Our idea was to use Tat-PTD fused to various bacterial transcription factors involved in the Light-Pattern circuitry in order to transiently introduce transcription factors to cells that only contained some of the circuit's components. This way, we could test constructs of the circuit individually without creating a massive amount of similar bricks and reporters for testing, and without having to worry about transforming cells with many plasmids at a time. We decided to test whether we could fuse Tat to transcription factors, and use these "Tat-TFs" to "remotely" induce gene expression.

After construction of Tat-fused parts and reporter constructs had been underway for quite some time, we discovered in our literature research that E.cargo may not be able to traverse the bacterial cell wall of E.coli. We will continue with our construction and testing of the Tat-linker and reporters in E.coli (just in case) while searching for an alternate bacterial chassis that is compatible with our constructs.

In the meantime, we offer the modular Tat-PTD_Linker construct in protein fusion assembly (RFC25) to the iGEM community as a means of introducing proteins to eukaryotic cells.
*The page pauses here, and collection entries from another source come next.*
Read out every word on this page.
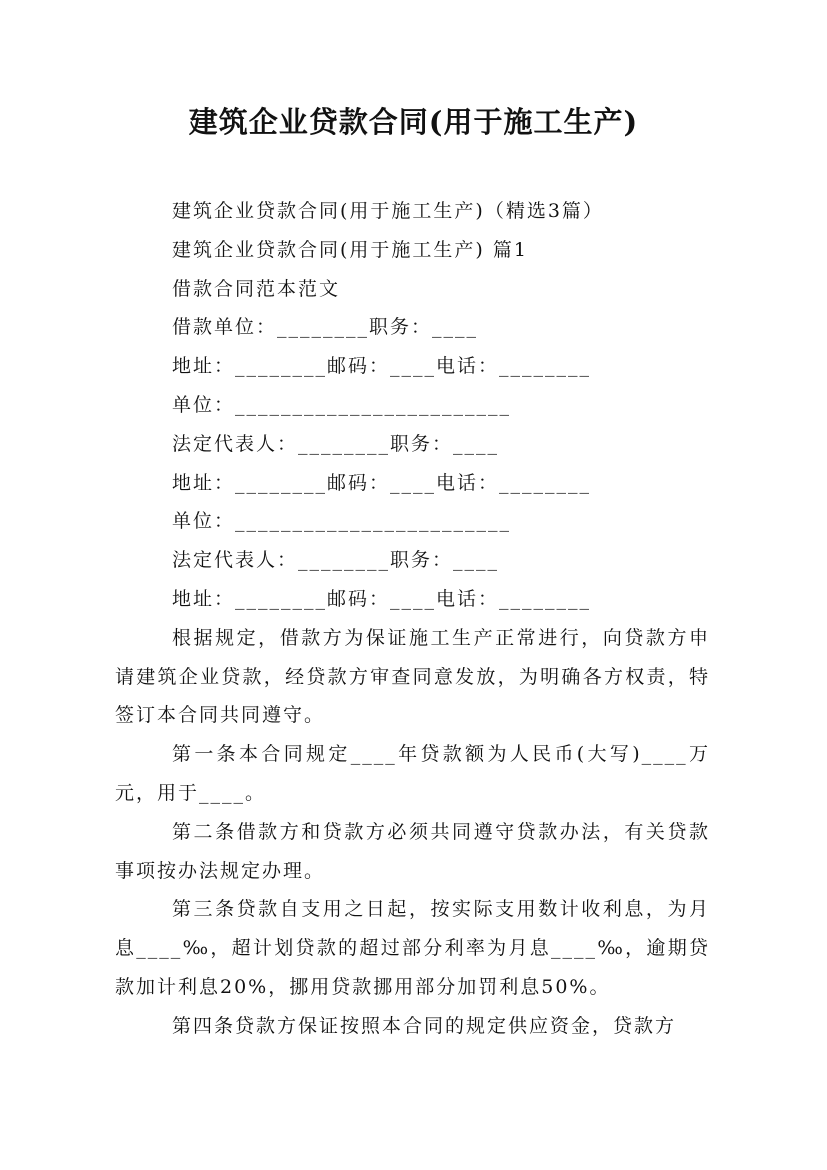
建筑企业贷款合同(用于施工生产)

建筑企业贷款合同(用于施工生产)（精选3篇）

建筑企业贷款合同(用于施工生产) 篇1

借款合同范本范文

借款单位：________职务：____

地址：________邮码：____电话：________

单位：________________________

法定代表人：________职务：____

地址：________邮码：____电话：________

单位：________________________

法定代表人：________职务：____

地址：________邮码：____电话：________

根据规定，借款方为保证施工生产正常进行，向贷款方申请建筑企业贷款，经贷款方审查同意发放，为明确各方权责，特签订本合同共同遵守。

第一条本合同规定____年贷款额为人民币(大写)____万元，用于____。

第二条借款方和贷款方必须共同遵守贷款办法，有关贷款事项按办法规定办理。

第三条贷款自支用之日起，按实际支用数计收利息，为月息____‰，超计划贷款的超过部分利率为月息____‰，逾期贷款加计利息20%，挪用贷款挪用部分加罚利息50%。

第四条贷款方保证按照本合同的规定供应资金，贷款方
A researcher needs simply to perform a BioBrick ligation of a his-tagged protein with our E.Cargo system, and transform the resulting product into E.coli. From there, it is a simple matter of Ni-NTA purification to isolate the Tat fusion protein for direct application to cell cultures. By fusing transcription factors to E.Cargo, one can easily test small parts of a complex circuit without need for another transformation. By fusing fluorescently-tagged proteins with specific targets to E.Cargo, it becomes a simple matter to visualize localization of target proteins or cellular structures. We hope that E.Cargo will be a valuable tool to future iGEM teams in many ways.